Michigan State University Student Radio

Impact 89FM | WDBM-FM

Michigan State University Student Radio

Impact 89FM | WDBM-FM

Michigan State University Student Radio

Impact 89FM | WDBM-FM

Fall Favorites | Part 5


Halloween is approaching us faster than a zombie chasing its mortal prey. What better time to dive into the sounds of fall? Check out Part 1, Part 2, Part 3 and Part 4 as well.

Let us know what records help you vibe with the aura of autumn, and enjoy three more of our favorites below.


Bill Graham

Major: Journalism

Favorite fall activity: Walking around campus with good music playing in my ears

Favorite fall album: All Delighted People EP by Sufjan Stevens

Written as “a dramatic homage to the Apocalypse, existential ennui, and Paul Simon’s Sound of Silence, the first and only EP from Sufjan has everything you could look for in a fall album.

Stevens released the All Delighted People EP in 2013 to criminally lukewarm reviews. Although given the “extended play” title, the album comes in at 59 minutes, a run time that rivals some full- length LP’s. But don’t let the poor remarks dissuade you from giving this forgotten work a listen.
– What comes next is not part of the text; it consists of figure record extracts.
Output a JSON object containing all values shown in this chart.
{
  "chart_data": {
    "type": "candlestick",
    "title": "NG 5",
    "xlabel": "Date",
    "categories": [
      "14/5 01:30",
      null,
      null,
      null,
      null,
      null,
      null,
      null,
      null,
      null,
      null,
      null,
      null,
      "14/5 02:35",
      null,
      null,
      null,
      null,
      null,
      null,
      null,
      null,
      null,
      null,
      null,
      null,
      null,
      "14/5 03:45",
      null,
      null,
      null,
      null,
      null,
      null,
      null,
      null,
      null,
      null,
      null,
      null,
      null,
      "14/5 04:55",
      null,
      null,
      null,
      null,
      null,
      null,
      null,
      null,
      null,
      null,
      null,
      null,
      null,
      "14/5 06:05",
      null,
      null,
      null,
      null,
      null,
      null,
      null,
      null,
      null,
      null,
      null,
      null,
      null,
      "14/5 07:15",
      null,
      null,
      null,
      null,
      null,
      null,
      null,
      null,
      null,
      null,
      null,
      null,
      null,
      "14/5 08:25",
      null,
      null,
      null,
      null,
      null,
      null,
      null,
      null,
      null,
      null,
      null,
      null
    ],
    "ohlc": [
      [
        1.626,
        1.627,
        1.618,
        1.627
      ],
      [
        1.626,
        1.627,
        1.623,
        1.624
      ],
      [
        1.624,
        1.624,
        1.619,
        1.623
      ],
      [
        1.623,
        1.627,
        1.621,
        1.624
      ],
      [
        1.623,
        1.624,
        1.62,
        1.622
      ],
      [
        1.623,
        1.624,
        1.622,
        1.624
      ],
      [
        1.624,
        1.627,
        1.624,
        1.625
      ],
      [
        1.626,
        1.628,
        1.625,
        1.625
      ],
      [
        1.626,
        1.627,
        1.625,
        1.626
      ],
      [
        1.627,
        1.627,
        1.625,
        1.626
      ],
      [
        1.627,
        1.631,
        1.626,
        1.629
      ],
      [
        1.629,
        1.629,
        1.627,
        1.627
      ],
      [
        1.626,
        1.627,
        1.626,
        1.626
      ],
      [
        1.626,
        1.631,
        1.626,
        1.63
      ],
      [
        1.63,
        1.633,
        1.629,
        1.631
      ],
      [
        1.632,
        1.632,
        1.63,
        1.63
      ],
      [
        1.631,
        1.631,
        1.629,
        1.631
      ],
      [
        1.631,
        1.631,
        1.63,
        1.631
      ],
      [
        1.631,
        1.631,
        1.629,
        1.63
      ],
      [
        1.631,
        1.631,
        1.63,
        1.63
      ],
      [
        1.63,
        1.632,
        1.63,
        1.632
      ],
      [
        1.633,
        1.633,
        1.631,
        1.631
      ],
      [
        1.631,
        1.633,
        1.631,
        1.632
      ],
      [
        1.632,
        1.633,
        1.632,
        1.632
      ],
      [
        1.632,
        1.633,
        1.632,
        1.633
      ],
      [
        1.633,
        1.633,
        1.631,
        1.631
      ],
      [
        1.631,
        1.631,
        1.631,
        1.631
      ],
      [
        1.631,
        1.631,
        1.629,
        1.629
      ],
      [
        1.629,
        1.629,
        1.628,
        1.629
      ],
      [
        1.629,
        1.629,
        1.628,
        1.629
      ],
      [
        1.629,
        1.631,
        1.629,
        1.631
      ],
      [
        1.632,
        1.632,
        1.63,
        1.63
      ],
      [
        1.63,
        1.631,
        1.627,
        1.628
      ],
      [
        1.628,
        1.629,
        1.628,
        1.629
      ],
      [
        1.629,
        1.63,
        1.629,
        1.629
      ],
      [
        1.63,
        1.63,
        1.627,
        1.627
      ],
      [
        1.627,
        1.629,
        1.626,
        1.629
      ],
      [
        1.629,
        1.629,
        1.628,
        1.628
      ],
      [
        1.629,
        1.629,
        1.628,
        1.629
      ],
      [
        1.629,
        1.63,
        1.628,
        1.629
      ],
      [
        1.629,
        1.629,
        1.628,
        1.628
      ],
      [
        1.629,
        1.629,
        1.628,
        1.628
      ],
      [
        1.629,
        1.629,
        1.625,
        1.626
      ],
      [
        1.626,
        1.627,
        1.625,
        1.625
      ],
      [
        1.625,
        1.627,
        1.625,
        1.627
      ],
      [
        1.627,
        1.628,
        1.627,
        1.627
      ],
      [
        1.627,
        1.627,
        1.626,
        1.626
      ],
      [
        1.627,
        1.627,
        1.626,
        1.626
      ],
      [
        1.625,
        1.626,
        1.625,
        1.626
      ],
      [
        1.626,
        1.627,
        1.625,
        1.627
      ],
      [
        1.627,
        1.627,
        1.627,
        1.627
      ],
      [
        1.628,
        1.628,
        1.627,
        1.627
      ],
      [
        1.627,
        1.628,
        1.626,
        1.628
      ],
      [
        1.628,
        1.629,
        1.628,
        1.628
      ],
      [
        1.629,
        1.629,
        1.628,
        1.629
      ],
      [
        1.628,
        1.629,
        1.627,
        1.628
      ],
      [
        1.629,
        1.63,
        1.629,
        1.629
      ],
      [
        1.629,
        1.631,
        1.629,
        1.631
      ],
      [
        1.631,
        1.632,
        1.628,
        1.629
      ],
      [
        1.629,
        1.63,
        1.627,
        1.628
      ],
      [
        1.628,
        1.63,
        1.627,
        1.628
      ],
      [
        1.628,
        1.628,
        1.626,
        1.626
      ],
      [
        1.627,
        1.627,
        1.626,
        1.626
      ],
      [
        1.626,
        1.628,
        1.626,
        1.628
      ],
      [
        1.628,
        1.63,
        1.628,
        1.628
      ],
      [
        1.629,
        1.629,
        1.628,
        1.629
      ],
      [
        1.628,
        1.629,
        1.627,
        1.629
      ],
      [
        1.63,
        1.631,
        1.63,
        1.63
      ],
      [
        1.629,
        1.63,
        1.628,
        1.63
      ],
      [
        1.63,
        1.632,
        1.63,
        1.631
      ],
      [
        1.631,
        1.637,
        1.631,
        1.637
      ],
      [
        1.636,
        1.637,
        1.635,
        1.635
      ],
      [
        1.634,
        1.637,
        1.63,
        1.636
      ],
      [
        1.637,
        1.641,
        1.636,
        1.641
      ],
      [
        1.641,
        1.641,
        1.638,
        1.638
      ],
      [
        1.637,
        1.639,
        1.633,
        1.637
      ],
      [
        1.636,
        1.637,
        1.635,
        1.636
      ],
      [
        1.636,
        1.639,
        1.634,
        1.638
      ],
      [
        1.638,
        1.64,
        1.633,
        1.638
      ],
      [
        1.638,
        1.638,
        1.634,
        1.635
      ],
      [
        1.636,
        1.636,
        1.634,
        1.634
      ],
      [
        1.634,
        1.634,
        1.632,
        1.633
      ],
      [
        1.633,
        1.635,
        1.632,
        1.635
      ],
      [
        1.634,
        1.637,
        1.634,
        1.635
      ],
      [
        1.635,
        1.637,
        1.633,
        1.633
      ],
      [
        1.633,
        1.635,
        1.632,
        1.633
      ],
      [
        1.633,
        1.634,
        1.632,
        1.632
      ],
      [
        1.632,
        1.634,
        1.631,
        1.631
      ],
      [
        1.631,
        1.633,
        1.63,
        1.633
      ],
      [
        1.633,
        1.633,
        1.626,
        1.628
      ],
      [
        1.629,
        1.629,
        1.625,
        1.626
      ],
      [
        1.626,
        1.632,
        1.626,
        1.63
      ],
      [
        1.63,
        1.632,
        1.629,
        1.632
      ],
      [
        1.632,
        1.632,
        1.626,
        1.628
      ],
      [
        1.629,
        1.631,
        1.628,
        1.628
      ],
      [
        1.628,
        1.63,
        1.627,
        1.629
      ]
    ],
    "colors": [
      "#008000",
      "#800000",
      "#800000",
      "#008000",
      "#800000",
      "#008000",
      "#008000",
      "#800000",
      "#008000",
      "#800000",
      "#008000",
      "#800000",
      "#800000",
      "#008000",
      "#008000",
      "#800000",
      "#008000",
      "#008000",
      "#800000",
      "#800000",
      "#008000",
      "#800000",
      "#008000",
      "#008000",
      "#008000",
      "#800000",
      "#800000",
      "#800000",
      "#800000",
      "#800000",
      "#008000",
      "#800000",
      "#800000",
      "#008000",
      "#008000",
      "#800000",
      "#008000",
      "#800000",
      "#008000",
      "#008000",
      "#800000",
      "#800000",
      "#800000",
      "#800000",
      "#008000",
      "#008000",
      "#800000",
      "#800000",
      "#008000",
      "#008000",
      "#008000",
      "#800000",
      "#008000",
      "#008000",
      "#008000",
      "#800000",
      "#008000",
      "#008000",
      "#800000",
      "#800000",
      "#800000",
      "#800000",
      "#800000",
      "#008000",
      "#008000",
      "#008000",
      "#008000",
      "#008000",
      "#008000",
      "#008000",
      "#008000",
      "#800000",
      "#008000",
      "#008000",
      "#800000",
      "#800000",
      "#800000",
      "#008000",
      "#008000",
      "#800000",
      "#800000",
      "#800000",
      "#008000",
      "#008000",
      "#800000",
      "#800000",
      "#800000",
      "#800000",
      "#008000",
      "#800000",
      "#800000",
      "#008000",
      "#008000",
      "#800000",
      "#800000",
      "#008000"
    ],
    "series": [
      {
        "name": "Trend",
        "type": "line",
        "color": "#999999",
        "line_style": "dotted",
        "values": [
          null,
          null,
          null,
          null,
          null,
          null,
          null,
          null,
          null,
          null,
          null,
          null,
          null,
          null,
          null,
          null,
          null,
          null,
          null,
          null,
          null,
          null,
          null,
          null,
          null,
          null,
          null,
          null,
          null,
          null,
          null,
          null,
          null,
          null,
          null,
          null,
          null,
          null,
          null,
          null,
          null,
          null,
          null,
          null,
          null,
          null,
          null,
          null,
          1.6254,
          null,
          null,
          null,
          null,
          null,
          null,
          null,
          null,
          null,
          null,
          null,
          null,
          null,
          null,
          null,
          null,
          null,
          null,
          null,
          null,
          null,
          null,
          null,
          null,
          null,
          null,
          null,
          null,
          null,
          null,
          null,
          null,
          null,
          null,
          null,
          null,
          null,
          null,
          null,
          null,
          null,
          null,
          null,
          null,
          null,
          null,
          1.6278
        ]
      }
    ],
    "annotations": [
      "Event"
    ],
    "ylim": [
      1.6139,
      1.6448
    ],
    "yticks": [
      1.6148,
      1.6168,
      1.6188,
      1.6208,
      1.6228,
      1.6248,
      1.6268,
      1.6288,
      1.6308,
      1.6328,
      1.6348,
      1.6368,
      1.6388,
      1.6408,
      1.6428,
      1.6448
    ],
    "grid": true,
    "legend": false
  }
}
The title track is argument enough for this album. The 11 minute piece employs a contrast between the pounding beat of a full orchestra and Sufjan’s soft- spoken vocals, creating an electricity that is nearly impossible to replicate.

The rest of the tracks are primarily acoustic, with hints of electronica thrown in. The hour long album then culminates in the 17 minute grand finale, “Djohariah”. On this track, we see an artist who is holding nothing back. Stevens tears into his guitar, releasing riffs that sound as if they have been created on the spot.

Emanating of resigned, yet ever alive energy, this EP is a must listen for the fall. As the weather changes from warm to cold, so does our taste in music. Gone are the summer days of artists like Mac Demarco and Real Estate. As the wind begins to breathe down the back of our necks, and we find ourselves traipsing across the crunch of orange leaves, there is none better than Sufjan to accompany our feelings of listlessness and tedium.



Camisha McClair

Major: Professional Writing

Favorite fall activity: Preparing for my winter hibernation

Favorite fall album: Leaves in The River by Sea Wolf

Sea Wolf couldn’t have made a more perfect fall album. Even if they personified pumpkins and sung about turkeys, it wouldn’t beat their 2007 debut album Leaves in The River in terms of pure atmosphere and style. The only thing it’s missing is a fitting song for Thanksgiving, but let’s face it: most attempts at writing a Thanksgiving song, or any song about food for that matter are either comical, or so bad they go from hysterically funny to just plain sad – so you can’t blame them for not pushing their luck.

Aside from the absence of a feast-themed ditty, the album features cozily crisp songs like “Leaves in The River, “Middle Distance Runner, and “The Rose Capitan that have the sort of breezy, serene vibe you’d look for while walking amongst the shedding trees or warming up by the fireside, sipping some cider. On the other side of things, “Song for the Dead and “The Cold, The Dark, & The Silence are perfect for your Halloween-themed kickback complete with chilling lyrics and a number of not-so-subtle references to the dead.
With a varying sound style, Sea Wolf created the perfect album for your favorite Fall activities.



Bridie McBride

Major: Arts & Humanities, English

Favorite fall activity: Eating the cider mill donuts that my roommate brings back from the market

Favorite fall album: Sounds of Silence by Simon & Garfunkel 

Simon and Garfunkel weave their signature themes of love, longing and isolation throughout the quintessential fall album, Sounds of Silence. Even the cover is reminiscent of that certain nostalgia we all feel once the “leaves that are green turn to brown”. The album opens and closes with perhaps two of the duo’s most popular songs (“The Sound of Silence” and “I Am a Rock”, respectively). After all, who doesn’t love a good ode to solitude and loneliness—especially one that’s scattered with skepticism and satire?

Between those classics lie plenty of gems, from “Kathy’s Song” all the way to “April Come She Will”. Paul Simon uses this second studio album to prove himself a true poet. The album’s lyrics highlight the fact that change is a part of life, whether we like it or not. Possibly my favorite from Simon & Garfunkel, this album is perfect for fall.